Re: [PATCH v2] KVM: SEV-ES: Don't intercept MSR_IA32_DEBUGCTLMSR for SEV-ES guests

From: Ravi Bangoria
Date: Mon May 06 2024 - 00:49:33 EST


On 03-May-24 5:21 AM, Sean Christopherson wrote:
> On Tue, Apr 16, 2024, Ravi Bangoria wrote:
>> Currently, LBR Virtualization is dynamically enabled and disabled for
>> a vcpu by intercepting writes to MSR_IA32_DEBUGCTLMSR. This helps by
>> avoiding unnecessary save/restore of LBR MSRs when nobody is using it
>> in the guest. However, SEV-ES guest mandates LBR Virtualization to be
>> _always_ ON[1] and thus this dynamic toggling doesn't work for SEV-ES
>> guest, in fact it results into fatal error:
>>
>> SEV-ES guest on Zen3, kvm-amd.ko loaded with lbrv=1
>>
>> [guest ~]# wrmsr 0x1d9 0x4
>> KVM: entry failed, hardware error 0xffffffff
>> EAX=00000004 EBX=00000000 ECX=000001d9 EDX=00000000
>> ...
>>
>> Fix this by never intercepting MSR_IA32_DEBUGCTLMSR for SEV-ES guests.
>
> Uh, what? I mean, sure, it works, maybe, I dunno. But there's a _massive_
> disconnect between the first paragraph and this statement.
>
> Oh, good gravy, it "works" because SEV already forces LBR virtualization.
>
> svm->vmcb->control.virt_ext |= LBR_CTL_ENABLE_MASK;
>
> (a) the changelog needs to call that out.

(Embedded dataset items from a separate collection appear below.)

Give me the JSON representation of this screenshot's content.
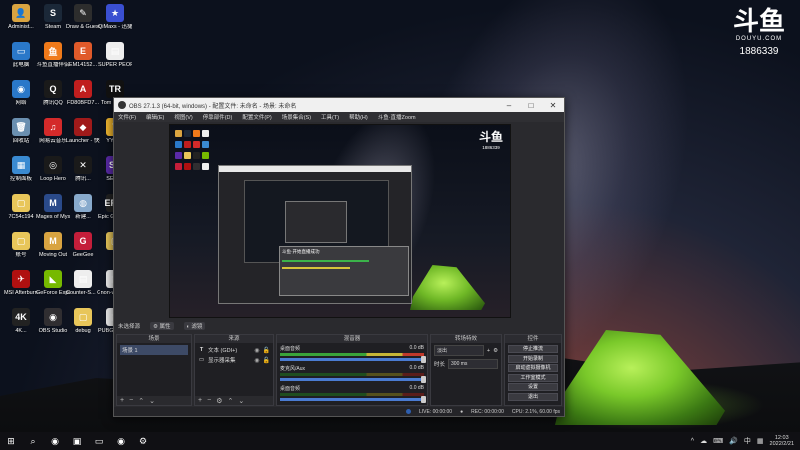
{
  "desktop": {
    "icons": [
      {
        "label": "Administ...",
        "glyph": "👤",
        "color": "#d9a441"
      },
      {
        "label": "Steam",
        "glyph": "S",
        "color": "#1b2838"
      },
      {
        "label": "Draw & Guess",
        "glyph": "✎",
        "color": "#2d2d2d"
      },
      {
        "label": "QiMaxs - 迅捷方式",
        "glyph": "★",
        "color": "#3a4fd1"
      },
      {
        "label": "此电脑",
        "glyph": "▭",
        "color": "#2a78c9"
      },
      {
        "label": "斗鱼直播伴侣",
        "glyph": "鱼",
        "color": "#f07a1a"
      },
      {
        "label": "EM14152...",
        "glyph": "E",
        "color": "#e05a2a"
      },
      {
        "label": "SUPER PEOPLE CBT",
        "glyph": "▤",
        "color": "#eeeeee"
      },
      {
        "label": "网络",
        "glyph": "◉",
        "color": "#2a78c9"
      },
      {
        "label": "腾讯QQ",
        "glyph": "Q",
        "color": "#1a1a1a"
      },
      {
        "label": "FD80BFD7...",
        "glyph": "A",
        "color": "#c01e1e"
      },
      {
        "label": "Tom Raider",
        "glyph": "TR",
        "color": "#111111"
      },
      {
        "label": "回收站",
        "glyph": "🗑",
        "color": "#6a8fb0"
      },
      {
        "label": "网易云音乐",
        "glyph": "♫",
        "color": "#d42a2a"
      },
      {
        "label": "Launcher - 快捷方式",
        "glyph": "◆",
        "color": "#a01a1a"
      },
      {
        "label": "YY语...",
        "glyph": "Y",
        "color": "#f2b830"
      },
      {
        "label": "控制面板",
        "glyph": "▦",
        "color": "#3a8ad1"
      },
      {
        "label": "Loop Hero",
        "glyph": "◎",
        "color": "#1a1a1a"
      },
      {
        "label": "腾讯...",
        "glyph": "✕",
        "color": "#1a1a1a"
      },
      {
        "label": "SE的...",
        "glyph": "SE",
        "color": "#5a2aa8"
      },
      {
        "label": "7C54c194",
        "glyph": "▢",
        "color": "#e8c65a"
      },
      {
        "label": "Mages of Mystralia",
        "glyph": "M",
        "color": "#2a4a8a"
      },
      {
        "label": "新建...",
        "glyph": "◍",
        "color": "#88aacc"
      },
      {
        "label": "Epic Games Launcher",
        "glyph": "EPIC",
        "color": "#222222"
      },
      {
        "label": "账号",
        "glyph": "▢",
        "color": "#e8c65a"
      },
      {
        "label": "Moving Out",
        "glyph": "M",
        "color": "#d9a441"
      },
      {
        "label": "GeeGee",
        "glyph": "G",
        "color": "#c41e3a"
      },
      {
        "label": "bj",
        "glyph": "▢",
        "color": "#e8c65a"
      },
      {
        "label": "MSI Afterburner",
        "glyph": "✈",
        "color": "#b01010"
      },
      {
        "label": "GeForce Experience",
        "glyph": "◣",
        "color": "#76b900"
      },
      {
        "label": "Counter-S... Global Off...",
        "glyph": "▤",
        "color": "#eeeeee"
      },
      {
        "label": "non-whql-...",
        "glyph": "▤",
        "color": "#eeeeee"
      },
      {
        "label": "4K...",
        "glyph": "4K",
        "color": "#222222"
      },
      {
        "label": "OBS Studio",
        "glyph": "◉",
        "color": "#302e31"
      },
      {
        "label": "debug",
        "glyph": "▢",
        "color": "#e8c65a"
      },
      {
        "label": "PUBG BATTLEGR...",
        "glyph": "▤",
        "color": "#eeeeee"
      }
    ]
  },
  "watermark": {
    "mark": "斗鱼",
    "brand": "DOUYU.COM",
    "room_id": "1886339"
  },
  "obs": {
    "title": "OBS 27.1.3 (64-bit, windows) - 配置文件: 未命名 - 场景: 未命名",
    "menu": [
      "文件(F)",
      "编辑(E)",
      "视图(V)",
      "停靠部件(D)",
      "配置文件(P)",
      "场景集合(S)",
      "工具(T)",
      "帮助(H)",
      "斗鱼·直播Zoom"
    ],
    "preview_mark": "斗鱼",
    "preview_room": "1886339",
    "nested_dialog": "斗鱼·开始直播成功",
    "source_bar": {
      "label": "未选择源",
      "props": "属性",
      "filters": "滤镜"
    },
    "docks": {
      "scenes": {
        "title": "场景",
        "items": [
          "场景 1"
        ]
      },
      "sources": {
        "title": "来源",
        "items": [
          {
            "type": "T",
            "name": "文本 (GDI+)"
          },
          {
            "type": "▭",
            "name": "显示器采集"
          }
        ]
      },
      "mixer": {
        "title": "混音器",
        "tracks": [
          {
            "name": "桌面音频",
            "db": "0.0 dB"
          },
          {
            "name": "麦克风/Aux",
            "db": "0.0 dB"
          },
          {
            "name": "桌面音频",
            "db": "0.0 dB"
          }
        ]
      },
      "transitions": {
        "title": "转场特效",
        "type": "淡出",
        "duration_label": "时长",
        "duration": "300 ms"
      },
      "controls": {
        "title": "控件",
        "buttons": [
          "停止推流",
          "开始录制",
          "启动虚拟摄像机",
          "工作室模式",
          "设置",
          "退出"
        ]
      }
    },
    "status": {
      "live": "LIVE: 00:00:00",
      "rec": "REC: 00:00:00",
      "cpu": "CPU: 2.1%, 60.00 fps"
    }
  },
  "taskbar": {
    "items": [
      "⊞",
      "⌕",
      "◉",
      "▣",
      "▭",
      "◉",
      "⚙"
    ],
    "tray": [
      "^",
      "☁",
      "⌨",
      "🔊",
      "中",
      "▦"
    ],
    "time": "12:03",
    "date": "2022/2/21"
  }
}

Sorry, I should have called that out explicitly.

> (b) KVM needs to disallow SEV-ES if
> LBR virtualization is disabled by the admin, i.e. if lbrv=false.

That's what I initially thought. But since KVM currently allows booting SEV-ES
guests even when lbrv=0 (by silently ignoring lbrv value), erroring out would
be a behavior change.

> Alternatively, I would be a-ok simply deleting lbrv, e.g. to avoid yet more
> printks about why SEV-ES couldn't be enabled.
>
> Hmm, I'd probably be more than ok. Because AMD (thankfully, blessedly) uses CPUID
> bits for SVM features, the admin can disable LBRV via clear_cpuid (or whatever it's
> called now). And there are hardly any checks on the feature, so it's not like
> having a boolean saves anything. AMD is clearly committed to making sure LBRV
> works, so the odds of KVM really getting much value out of a module param is low.

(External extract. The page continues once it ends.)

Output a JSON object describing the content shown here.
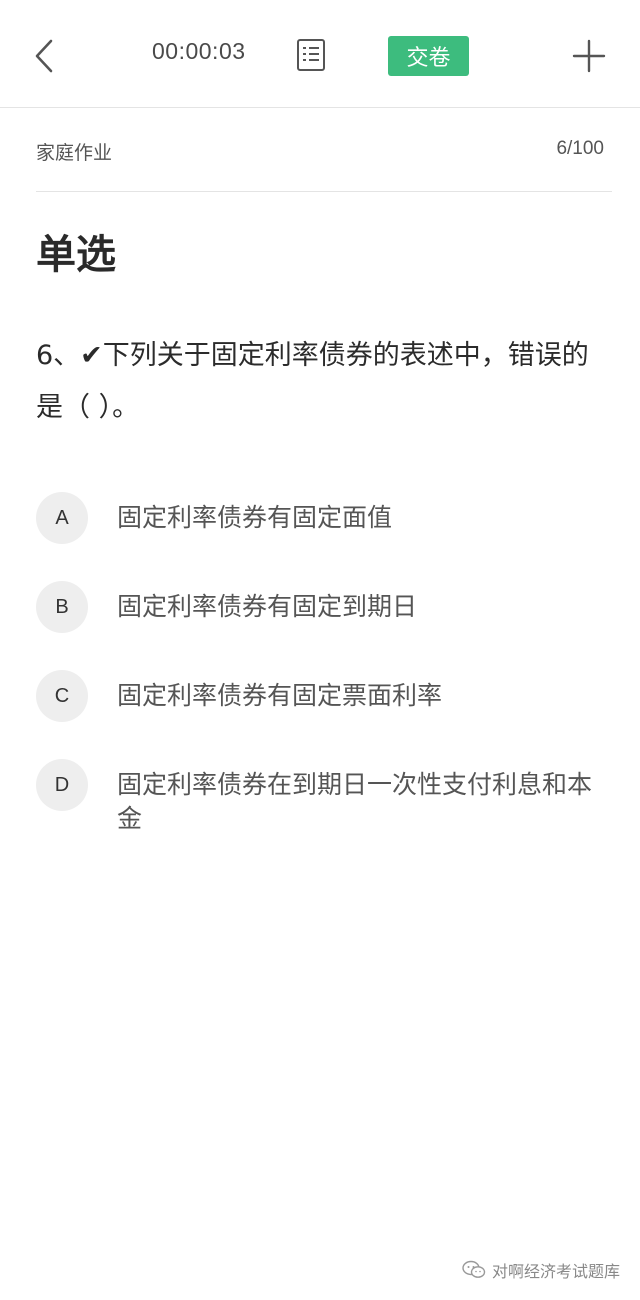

Currently, lbrv is not enabled by default with model specific -cpu profiles in
qemu. So I guess this is not backward compatible?

> And then when you delete lbrv, please add a WARN_ON_ONCE() sanity check in
> sev_hardware_setup() (if SEV-ES is supported), because like the DECODEASSISTS
> and FLUSHBYASID requirements, it's not super obvious that LBRV is a hard
> requirement for SEV-ES (that's an understatment; I'm curious how some decided
> that LBR virtualization is where the line go drawn for "yeah, _this_ is mandatory").

I'm not sure. Some ES internal dependency.

In any case, the patch simply fixes 'missed clearing MSR Interception' for
SEV-ES guests. So, would it be okay to apply this patch as is and do lbrv
cleanup as a followup series?

PS: AMD Bus Lock Detect virtualization also dependents on LBR Virtualization:
https://lore.kernel.org/r/20240429060643.211-4-ravi.bangoria@xxxxxxx

Thanks for the review,
Ravi